Not to be overshadowed on Dubai World Cup day was the team of competitors from America.
With champion Roy H scratched from the Dubai Golden Shaheen due to a foot abscess, there were no champion dirt runners left to perform, yet, despite that lightness in depth, American-trained runners won three of the six races in which they competed. They also racked up combined earnings, including the dollars earned by place-getters, of $7,855,000, equal to 22.4 percent of the $35 million offered by the nine-race program.
Multiple Graded stakes winner Coal Front launched the red, white and blue flag in the $1.5 million Godolphin Mile, the first Thoroughbred race on the program following the Dubai Kahayla Classic for purebred Arabians, by swooping to pass frontrunner Heavy Metal near the finish.
The victory proved a literal dream come true for jockey Jose Ortiz, who had said earlier in the year that he hoped to ride for the first time in Dubai.
“My horse felt great for me,” a jubilant Ortiz said. “He dug in late and won it well.”
Also making personal history with the win by Coal Front, who raced in the silks of Robert LaPenta and is co-owned by Sol Kumin’s Head of Plains Partners, was trainer Todd Pletcher, who recorded his first and long-sought Dubai victory.
It took Ortiz less than two hours to add to his win total as he steered Imperial Racing’s Plus Que Parfait to triumph in the $2.5 million UAE Derby while earning the qualifying points needed for the Kentucky Derby starting gate. The win marked a return to roots for trainer Brendan Walsh, an expat Irishman who worked there for Godolphin for a decade but was saddling his initial runner in Dubai.

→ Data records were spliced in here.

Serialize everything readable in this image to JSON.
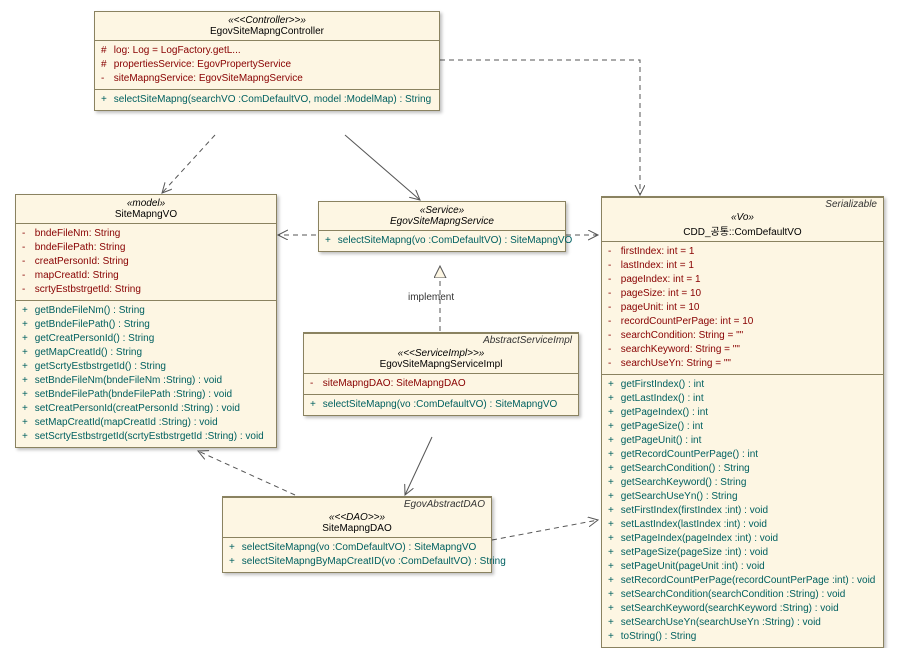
{
  "controller": {
    "stereo": "«<<Controller>>»",
    "name": "EgovSiteMapngController",
    "attrs": [
      [
        "#",
        "log:  Log = LogFactory.getL..."
      ],
      [
        "#",
        "propertiesService:  EgovPropertyService"
      ],
      [
        "-",
        "siteMapngService:  EgovSiteMapngService"
      ]
    ],
    "ops": [
      [
        "+",
        "selectSiteMapng(searchVO :ComDefaultVO, model :ModelMap) : String"
      ]
    ]
  },
  "model": {
    "stereo": "«model»",
    "name": "SiteMapngVO",
    "attrs": [
      [
        "-",
        "bndeFileNm:  String"
      ],
      [
        "-",
        "bndeFilePath:  String"
      ],
      [
        "-",
        "creatPersonId:  String"
      ],
      [
        "-",
        "mapCreatId:  String"
      ],
      [
        "-",
        "scrtyEstbstrgetId:  String"
      ]
    ],
    "ops": [
      [
        "+",
        "getBndeFileNm() : String"
      ],
      [
        "+",
        "getBndeFilePath() : String"
      ],
      [
        "+",
        "getCreatPersonId() : String"
      ],
      [
        "+",
        "getMapCreatId() : String"
      ],
      [
        "+",
        "getScrtyEstbstrgetId() : String"
      ],
      [
        "+",
        "setBndeFileNm(bndeFileNm :String) : void"
      ],
      [
        "+",
        "setBndeFilePath(bndeFilePath :String) : void"
      ],
      [
        "+",
        "setCreatPersonId(creatPersonId :String) : void"
      ],
      [
        "+",
        "setMapCreatId(mapCreatId :String) : void"
      ],
      [
        "+",
        "setScrtyEstbstrgetId(scrtyEstbstrgetId :String) : void"
      ]
    ]
  },
  "service": {
    "stereo": "«Service»",
    "name": "EgovSiteMapngService",
    "italic": true,
    "ops": [
      [
        "+",
        "selectSiteMapng(vo :ComDefaultVO) : SiteMapngVO"
      ]
    ]
  },
  "serviceImpl": {
    "corner": "AbstractServiceImpl",
    "stereo": "«<<ServiceImpl>>»",
    "name": "EgovSiteMapngServiceImpl",
    "attrs": [
      [
        "-",
        "siteMapngDAO:  SiteMapngDAO"
      ]
    ],
    "ops": [
      [
        "+",
        "selectSiteMapng(vo :ComDefaultVO) : SiteMapngVO"
      ]
    ]
  },
  "dao": {
    "corner": "EgovAbstractDAO",
    "stereo": "«<<DAO>>»",
    "name": "SiteMapngDAO",
    "ops": [
      [
        "+",
        "selectSiteMapng(vo :ComDefaultVO) : SiteMapngVO"
      ],
      [
        "+",
        "selectSiteMapngByMapCreatID(vo :ComDefaultVO) : String"
      ]
    ]
  },
  "vo": {
    "corner": "Serializable",
    "stereo": "«Vo»",
    "name": "CDD_공통::ComDefaultVO",
    "attrs": [
      [
        "-",
        "firstIndex:  int = 1"
      ],
      [
        "-",
        "lastIndex:  int = 1"
      ],
      [
        "-",
        "pageIndex:  int = 1"
      ],
      [
        "-",
        "pageSize:  int = 10"
      ],
      [
        "-",
        "pageUnit:  int = 10"
      ],
      [
        "-",
        "recordCountPerPage:  int = 10"
      ],
      [
        "-",
        "searchCondition:  String = \"\""
      ],
      [
        "-",
        "searchKeyword:  String = \"\""
      ],
      [
        "-",
        "searchUseYn:  String = \"\""
      ]
    ],
    "ops": [
      [
        "+",
        "getFirstIndex() : int"
      ],
      [
        "+",
        "getLastIndex() : int"
      ],
      [
        "+",
        "getPageIndex() : int"
      ],
      [
        "+",
        "getPageSize() : int"
      ],
      [
        "+",
        "getPageUnit() : int"
      ],
      [
        "+",
        "getRecordCountPerPage() : int"
      ],
      [
        "+",
        "getSearchCondition() : String"
      ],
      [
        "+",
        "getSearchKeyword() : String"
      ],
      [
        "+",
        "getSearchUseYn() : String"
      ],
      [
        "+",
        "setFirstIndex(firstIndex :int) : void"
      ],
      [
        "+",
        "setLastIndex(lastIndex :int) : void"
      ],
      [
        "+",
        "setPageIndex(pageIndex :int) : void"
      ],
      [
        "+",
        "setPageSize(pageSize :int) : void"
      ],
      [
        "+",
        "setPageUnit(pageUnit :int) : void"
      ],
      [
        "+",
        "setRecordCountPerPage(recordCountPerPage :int) : void"
      ],
      [
        "+",
        "setSearchCondition(searchCondition :String) : void"
      ],
      [
        "+",
        "setSearchKeyword(searchKeyword :String) : void"
      ],
      [
        "+",
        "setSearchUseYn(searchUseYn :String) : void"
      ],
      [
        "+",
        "toString() : String"
      ]
    ]
  },
  "labels": {
    "implement": "implement"
  }
}
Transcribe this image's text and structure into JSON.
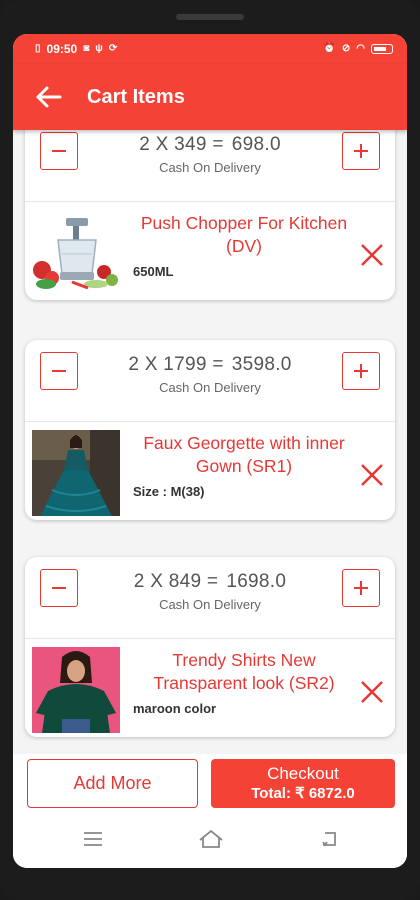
{
  "status_bar": {
    "time": "09:50",
    "icons_left": [
      "sim-icon",
      "whatsapp-icon",
      "usb-icon",
      "sync-icon"
    ],
    "icons_right": [
      "alarm-icon",
      "mute-icon",
      "wifi-icon",
      "battery-icon"
    ]
  },
  "app_bar": {
    "back_icon": "arrow-left-icon",
    "title": "Cart Items"
  },
  "cart": {
    "items": [
      {
        "quantity": "2",
        "unit_price": "349",
        "line_total": "698.0",
        "calc_text": "2 X 349 =",
        "payment": "Cash On Delivery",
        "name": "Push Chopper For Kitchen (DV)",
        "variant": "650ML"
      },
      {
        "quantity": "2",
        "unit_price": "1799",
        "line_total": "3598.0",
        "calc_text": "2 X 1799 =",
        "payment": "Cash On Delivery",
        "name": "Faux Georgette with inner Gown (SR1)",
        "variant": "Size : M(38)"
      },
      {
        "quantity": "2",
        "unit_price": "849",
        "line_total": "1698.0",
        "calc_text": "2 X 849 =",
        "payment": "Cash On Delivery",
        "name": "Trendy Shirts New Transparent look (SR2)",
        "variant": "maroon color"
      }
    ]
  },
  "actions": {
    "add_more_label": "Add More",
    "checkout_label": "Checkout",
    "total_label": "Total: ₹ 6872.0"
  },
  "nav": {
    "icons": [
      "menu-icon",
      "home-icon",
      "back-icon"
    ]
  },
  "colors": {
    "primary": "#f44336",
    "accent_red": "#e53935",
    "text_gray": "#555555"
  }
}
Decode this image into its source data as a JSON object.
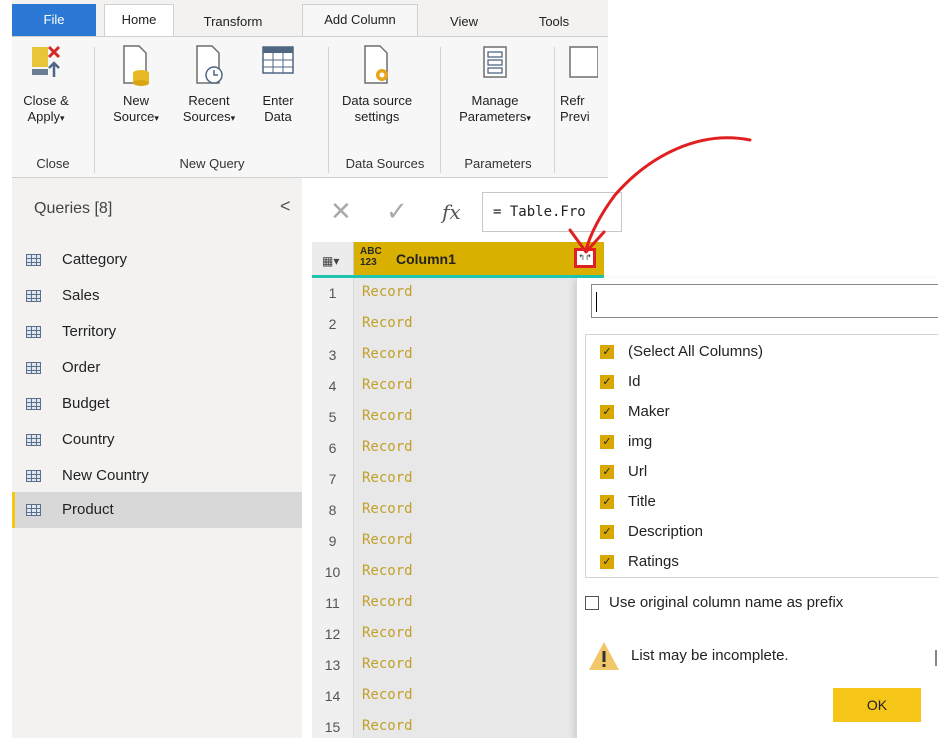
{
  "ribbon": {
    "tabs": [
      {
        "label": "File"
      },
      {
        "label": "Home"
      },
      {
        "label": "Transform"
      },
      {
        "label": "Add Column"
      },
      {
        "label": "View"
      },
      {
        "label": "Tools"
      }
    ],
    "buttons": {
      "close_apply": "Close &\nApply",
      "new_source": "New\nSource",
      "recent_sources": "Recent\nSources",
      "enter_data": "Enter\nData",
      "data_source_settings": "Data source\nsettings",
      "manage_parameters": "Manage\nParameters",
      "refresh_preview": "Refr\nPrevi"
    },
    "caret": "▾",
    "groups": {
      "close": "Close",
      "new_query": "New Query",
      "data_sources": "Data Sources",
      "parameters": "Parameters"
    }
  },
  "queries": {
    "title": "Queries [8]",
    "collapse": "<",
    "items": [
      {
        "label": "Cattegory"
      },
      {
        "label": "Sales"
      },
      {
        "label": "Territory"
      },
      {
        "label": "Order"
      },
      {
        "label": "Budget"
      },
      {
        "label": "Country"
      },
      {
        "label": "New Country"
      },
      {
        "label": "Product"
      }
    ],
    "selected": "Product"
  },
  "formula": {
    "cancel": "✕",
    "commit": "✓",
    "fx": "fx",
    "expression": "= Table.Fro"
  },
  "grid": {
    "column_type_top": "ABC",
    "column_type_bottom": "123",
    "column_name": "Column1",
    "expand_glyph": "↰↱",
    "rows": [
      {
        "n": "1",
        "v": "Record"
      },
      {
        "n": "2",
        "v": "Record"
      },
      {
        "n": "3",
        "v": "Record"
      },
      {
        "n": "4",
        "v": "Record"
      },
      {
        "n": "5",
        "v": "Record"
      },
      {
        "n": "6",
        "v": "Record"
      },
      {
        "n": "7",
        "v": "Record"
      },
      {
        "n": "8",
        "v": "Record"
      },
      {
        "n": "9",
        "v": "Record"
      },
      {
        "n": "10",
        "v": "Record"
      },
      {
        "n": "11",
        "v": "Record"
      },
      {
        "n": "12",
        "v": "Record"
      },
      {
        "n": "13",
        "v": "Record"
      },
      {
        "n": "14",
        "v": "Record"
      },
      {
        "n": "15",
        "v": "Record"
      }
    ]
  },
  "expand_panel": {
    "search_value": "",
    "columns": [
      {
        "label": "(Select All Columns)",
        "checked": true
      },
      {
        "label": "Id",
        "checked": true
      },
      {
        "label": "Maker",
        "checked": true
      },
      {
        "label": "img",
        "checked": true
      },
      {
        "label": "Url",
        "checked": true
      },
      {
        "label": "Title",
        "checked": true
      },
      {
        "label": "Description",
        "checked": true
      },
      {
        "label": "Ratings",
        "checked": true
      }
    ],
    "check_glyph": "✓",
    "prefix_label": "Use original column name as prefix",
    "prefix_checked": false,
    "warning": "List may be incomplete.",
    "ok_label": "OK"
  },
  "colors": {
    "accent_yellow": "#f5c518",
    "file_tab_blue": "#2b79d4",
    "annotation_red": "#e02020",
    "record_text": "#c2a02a"
  }
}
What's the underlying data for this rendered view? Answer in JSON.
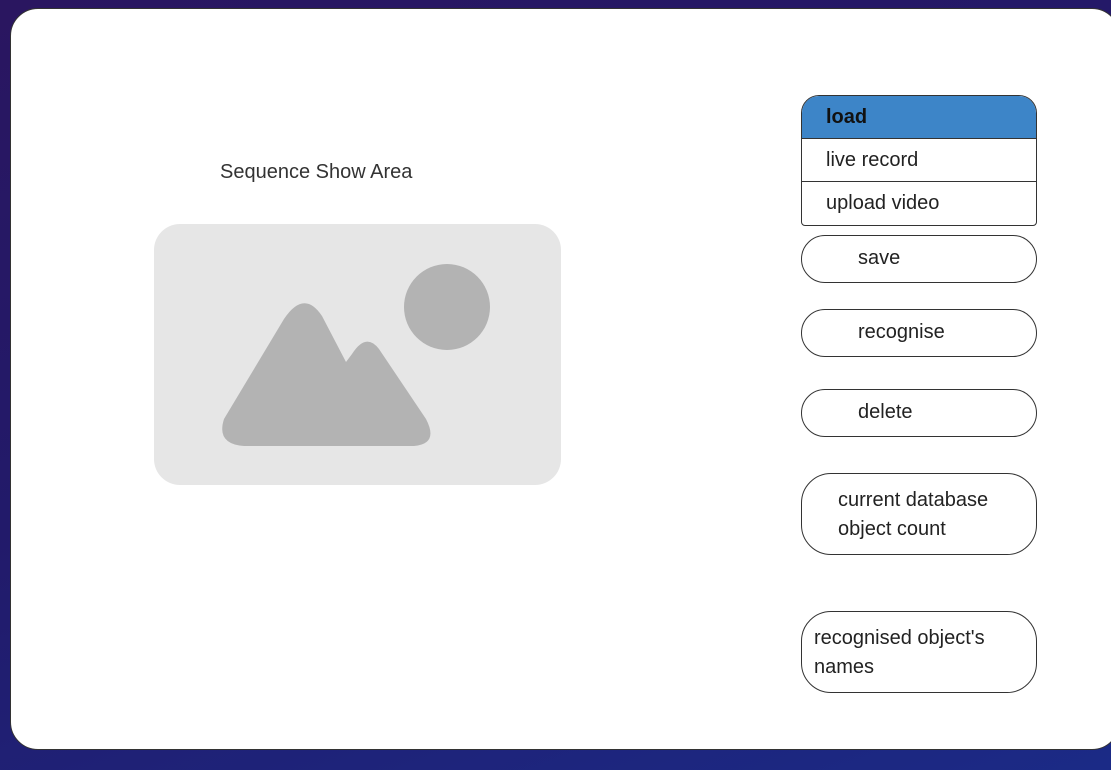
{
  "main": {
    "sequence_label": "Sequence Show Area",
    "image_placeholder": {
      "icon": "image-placeholder-icon",
      "background": "#e6e6e6",
      "shape_color": "#b3b3b3"
    }
  },
  "sidebar": {
    "load_menu": {
      "header": "load",
      "items": [
        "live record",
        "upload video"
      ],
      "accent": "#3d85c8"
    },
    "buttons": {
      "save": "save",
      "recognise": "recognise",
      "delete": "delete"
    },
    "info": {
      "count_line1": "current database",
      "count_line2": "object count",
      "names_line1": "recognised object's",
      "names_line2": "names"
    }
  }
}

“Brendan, he works so hard and he gave me so many shots and we haven’t been lucky and now I was able to deliver for him. To win means a lot,” Ortiz said. “It’s tough to come all the way over and win here, and I have been blessed to have two winners.”
California-based Gray Magician finished just three-quarters of a length back in second for trainer Peter Miller, who also had reason to be proud of his turf sprinters Belvoir Bay and Stormy Liberal. That duo finished second and third, respectively, in the $2 million Al Quoz Sprint won by Godolphin G1 winner Blue Point.
“We just got beat by the home team and that was probably the difference. I think maybe, if the race was at Santa Anita, we might have had the edge,” Miller said. “All congratulations to Sheikh Mohammed and his team. Blue Point is a super horse and it was no disgrace finishing second and third to him. I’m hoping maybe I’ll see Blue Point in the Breeders’ Cup at Santa Anita. We’ve got a score to settle.”
U.S. sprinters ran 1-3-4 in the G1 Dubai Golden Shaheen, with the 7-year-old X Y Jet finally winning landing the spoils after losing out in photo finishes in each of the last two runnings.
Seven horses that spent last year racing in America competed in the Dubai World Cup, with runner-up Gronkowski, third-placed Gunnevera, fourth-placed Pavel, fifth-placed Audible and sixth-placed Yoshida collecting $4.8 million between them.
Gronkowski, who finished second to Justify in the Belmont Stakes, currently is trained by UAE-based Salem bin Ghadayer, and his $2.4 million check will stay in Dubai with owner Phoenix Thoroughbreds.